SFGATE reached out to the Oakland Unified School District and asked why the district enforces an outdoor mask mandate given the limited risk of outdoor transmission, as well as why the district is taking an approach different from the one taken by neighboring districts. Alameda County’s current guidance states that masks can be optional in schools.
District spokesperson John Sasaki said he could not answer questions about the science behind an outdoor mask mandate or why OUSD is diverging from neighboring districts. He said the district is primarily keeping its mask mandate over concerns of a potential post-spring break surge. Spring break is scheduled for April 4 through 8.
“We don’t want to get rid of the mask mandate just yet and have to reinstate it if something goes wrong,” he said. “In the meantime, we’re consulting with our stakeholders that include available partners to figure out the best time to remove the mandate.”
The district’s teachers union — the Oakland Education Association — is likely one of the stakeholders Sasaki referenced. Los Angeles Unified is the largest school district in the state and is keeping its mask mandate indefinitely; it reportedly has a contract with the local teachers union to keep the mandate in place through the remainder of the school year. The Oakland Education Association did not respond to a request for comment from SFGATE.
“Parents are angry because it feels like kids are pawns in a greater labor dispute that has little to do with safety,” Bacigalupi said. “As far as the outdoor mask mandate goes, people are apoplectic about why that’s still in place.”
School board meetings have seen no shortage of parents seeking an end to the mask mandate, and one school board member also criticized the district’s decision to continue current policies.
“We should not be out of alignment with what the county or the state are saying in terms of health, safety and science,” District 5 Director Mike Hutchinson said at a recent meeting. “We’re not experts in those things.”
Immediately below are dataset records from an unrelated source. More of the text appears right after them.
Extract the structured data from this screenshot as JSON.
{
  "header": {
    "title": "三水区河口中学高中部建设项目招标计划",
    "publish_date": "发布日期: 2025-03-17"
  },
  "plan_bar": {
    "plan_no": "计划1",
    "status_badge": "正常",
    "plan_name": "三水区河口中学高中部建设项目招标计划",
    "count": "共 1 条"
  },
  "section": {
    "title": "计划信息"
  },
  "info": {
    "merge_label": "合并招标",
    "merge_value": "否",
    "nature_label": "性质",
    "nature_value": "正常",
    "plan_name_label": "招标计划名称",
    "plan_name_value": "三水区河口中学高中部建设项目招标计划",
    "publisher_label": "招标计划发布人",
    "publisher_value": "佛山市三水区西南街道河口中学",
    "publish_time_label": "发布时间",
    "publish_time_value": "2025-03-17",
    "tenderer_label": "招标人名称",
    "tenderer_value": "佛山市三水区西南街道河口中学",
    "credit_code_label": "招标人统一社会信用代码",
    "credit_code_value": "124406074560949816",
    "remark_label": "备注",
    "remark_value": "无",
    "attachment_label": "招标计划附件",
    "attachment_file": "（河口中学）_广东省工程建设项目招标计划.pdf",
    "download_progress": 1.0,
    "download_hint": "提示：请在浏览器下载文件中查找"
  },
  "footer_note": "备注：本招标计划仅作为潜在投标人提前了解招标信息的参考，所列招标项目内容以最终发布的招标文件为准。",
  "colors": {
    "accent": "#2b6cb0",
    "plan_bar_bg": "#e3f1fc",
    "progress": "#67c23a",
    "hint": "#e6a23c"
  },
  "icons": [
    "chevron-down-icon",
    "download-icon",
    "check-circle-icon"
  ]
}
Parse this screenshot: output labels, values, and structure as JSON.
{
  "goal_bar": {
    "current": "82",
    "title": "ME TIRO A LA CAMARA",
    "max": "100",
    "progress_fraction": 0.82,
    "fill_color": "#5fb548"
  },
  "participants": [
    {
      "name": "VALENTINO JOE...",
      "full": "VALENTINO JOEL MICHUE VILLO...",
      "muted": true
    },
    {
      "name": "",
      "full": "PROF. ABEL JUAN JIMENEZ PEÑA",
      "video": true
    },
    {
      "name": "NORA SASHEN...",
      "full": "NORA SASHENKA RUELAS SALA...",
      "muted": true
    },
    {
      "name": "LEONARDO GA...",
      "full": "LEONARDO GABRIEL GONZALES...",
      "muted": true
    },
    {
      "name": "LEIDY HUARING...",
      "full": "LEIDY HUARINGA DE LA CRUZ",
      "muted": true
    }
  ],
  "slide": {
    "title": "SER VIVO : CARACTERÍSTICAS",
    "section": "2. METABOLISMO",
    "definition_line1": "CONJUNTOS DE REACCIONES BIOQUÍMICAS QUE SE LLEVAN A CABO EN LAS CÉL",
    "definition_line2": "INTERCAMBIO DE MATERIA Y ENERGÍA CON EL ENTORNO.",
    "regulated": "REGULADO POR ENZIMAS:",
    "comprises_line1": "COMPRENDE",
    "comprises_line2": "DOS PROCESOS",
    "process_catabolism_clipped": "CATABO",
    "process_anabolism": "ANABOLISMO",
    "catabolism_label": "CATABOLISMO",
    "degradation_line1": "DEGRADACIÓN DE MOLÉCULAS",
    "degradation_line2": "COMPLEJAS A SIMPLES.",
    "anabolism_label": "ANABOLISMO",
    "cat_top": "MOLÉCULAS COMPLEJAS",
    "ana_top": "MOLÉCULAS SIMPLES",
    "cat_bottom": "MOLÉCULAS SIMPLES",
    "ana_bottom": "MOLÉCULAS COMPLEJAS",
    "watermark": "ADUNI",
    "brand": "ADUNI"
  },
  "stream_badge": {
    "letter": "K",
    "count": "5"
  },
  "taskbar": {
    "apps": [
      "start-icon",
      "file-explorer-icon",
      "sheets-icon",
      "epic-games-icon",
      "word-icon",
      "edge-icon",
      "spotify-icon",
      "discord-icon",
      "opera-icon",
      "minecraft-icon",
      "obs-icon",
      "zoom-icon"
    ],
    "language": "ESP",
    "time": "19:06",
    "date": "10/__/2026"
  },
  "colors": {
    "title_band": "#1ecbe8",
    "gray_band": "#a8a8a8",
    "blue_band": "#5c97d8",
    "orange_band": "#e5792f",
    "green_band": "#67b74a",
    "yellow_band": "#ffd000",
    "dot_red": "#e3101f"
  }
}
In addition to masking debates, the Oakland Unified School District has also recently been at the center of controversy over its decision to close or merge nearly a dozen schools. The closures would disproportionately affect Black students in low-income neighborhoods, and the decision prompted protests and hunger strikes.
Bacigalupi and other parents have asked the school board to convene a special meeting to consider overriding district officials on the mask mandate but they say they have been turned away to this point.
“I think a majority of the board agrees with our position on this,” she said. “Parents have been pushing the board, which can and should act.”